Why read a 500+ page book about a battle that happened in 1968? Several reasons. First, I became a photographer because of the photography that came out of the Vietnam War. Second, Hue was the battle that turned the tide of the entire conflict. Lastly, Mark Bowden knows how to tell a story. The author of Blackhawk Down(which was turned down by MANY publishers again proving publishers don’t necessarily know what the public wants.) Killing Pablo, The Finish, Worm and many others.
This book grabs you from the first page. Hue, the cultural center of Vietnam, became a strategic chess piece in the Tet Offensive of 1968. The most intense fight of the entire war. Block by block, house by house and incredibly deadly for both sides. Hue, 1968 has based on numerous interviews with former Marines, NVA, Vietcong and others. It’s hard to imagine ANY of this actually taking place, but it did, while the American public was being systematically lied to by the government and military. Sound familiar? The book also covers several of the journalists who covered the battle including Catherine Leroy who I got to know before her death in 2006. To say this eighty-five-pound woman was the utlimate badass is an understatement. She rode her bike into battle with a sign reading “Journalist, from Paris,” and spent a day photographing the NVA. No joke.
If you haven’t read Bowden then get off your ass and start reading. As for this book, get it, read it.
Thanks for the tip, I think I might give it a go, although usually, I stay away from war stories. Catherine Leroy joined my battalion south of the DMZ in 1966 when we had come ashore for Operation Deckhouse [something]. I was a Lieutenant at the time, and she didn’t bother with officers but hung out with the troops. I spent my entire tour with Marine infantry units, and we always got along fine with reporters. I think part of that stemmed from the fact that we all greatly admired Bernard Fall, who, I later learned, was killed just a few miles from where I was with my company at the time.

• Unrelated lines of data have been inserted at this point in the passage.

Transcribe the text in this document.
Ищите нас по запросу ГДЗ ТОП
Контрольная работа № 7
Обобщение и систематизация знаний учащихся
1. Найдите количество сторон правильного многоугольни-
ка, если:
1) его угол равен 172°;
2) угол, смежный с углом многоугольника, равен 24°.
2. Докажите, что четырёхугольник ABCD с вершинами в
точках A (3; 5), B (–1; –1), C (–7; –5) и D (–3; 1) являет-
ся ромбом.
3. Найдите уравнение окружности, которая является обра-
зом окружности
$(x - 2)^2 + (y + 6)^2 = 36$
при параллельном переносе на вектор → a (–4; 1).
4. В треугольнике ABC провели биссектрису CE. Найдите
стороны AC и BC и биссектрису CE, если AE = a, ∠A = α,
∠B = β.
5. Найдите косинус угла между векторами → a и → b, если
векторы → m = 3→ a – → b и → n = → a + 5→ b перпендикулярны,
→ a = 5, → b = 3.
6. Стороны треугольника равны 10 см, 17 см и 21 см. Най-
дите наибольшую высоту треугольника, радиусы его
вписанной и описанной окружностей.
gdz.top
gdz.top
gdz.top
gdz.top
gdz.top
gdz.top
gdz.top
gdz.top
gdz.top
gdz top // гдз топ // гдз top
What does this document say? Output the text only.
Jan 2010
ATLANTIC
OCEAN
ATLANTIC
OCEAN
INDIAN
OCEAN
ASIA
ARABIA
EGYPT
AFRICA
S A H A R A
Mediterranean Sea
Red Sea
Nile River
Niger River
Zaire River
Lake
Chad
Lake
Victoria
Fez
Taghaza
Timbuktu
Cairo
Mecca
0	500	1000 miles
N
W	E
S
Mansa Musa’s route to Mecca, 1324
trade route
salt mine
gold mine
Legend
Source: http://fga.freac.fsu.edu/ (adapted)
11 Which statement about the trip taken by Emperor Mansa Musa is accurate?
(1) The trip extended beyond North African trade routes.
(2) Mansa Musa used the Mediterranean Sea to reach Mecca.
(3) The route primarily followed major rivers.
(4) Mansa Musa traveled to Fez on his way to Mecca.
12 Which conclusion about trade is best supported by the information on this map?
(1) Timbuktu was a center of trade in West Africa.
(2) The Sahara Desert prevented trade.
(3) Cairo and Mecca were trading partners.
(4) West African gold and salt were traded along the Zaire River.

Hey, many thanks for your blog and all the good and interesting work you bring to light. You are a great inspiration!
Best – christian
Holy s%$#. I had no idea. That is amazing. One, that you were in Vietnam and that you met Leroy. Larry Burrows was why I became a photographer. Yankee Poppa Thirteen. Have you seen the book Requiem by Tim Page?
Daniel, I should clarify that I did not actually meet her. She joined our battalion/company shortly after we had come ashore, somewhere below the DMZ, to intercept/drive back elements of the NVA’s 324-B Division. A male reporter was with her. As I mentioned in my email, I took a photo of her, but it was lost. That’s as far as my ‘claim to fame’ goes.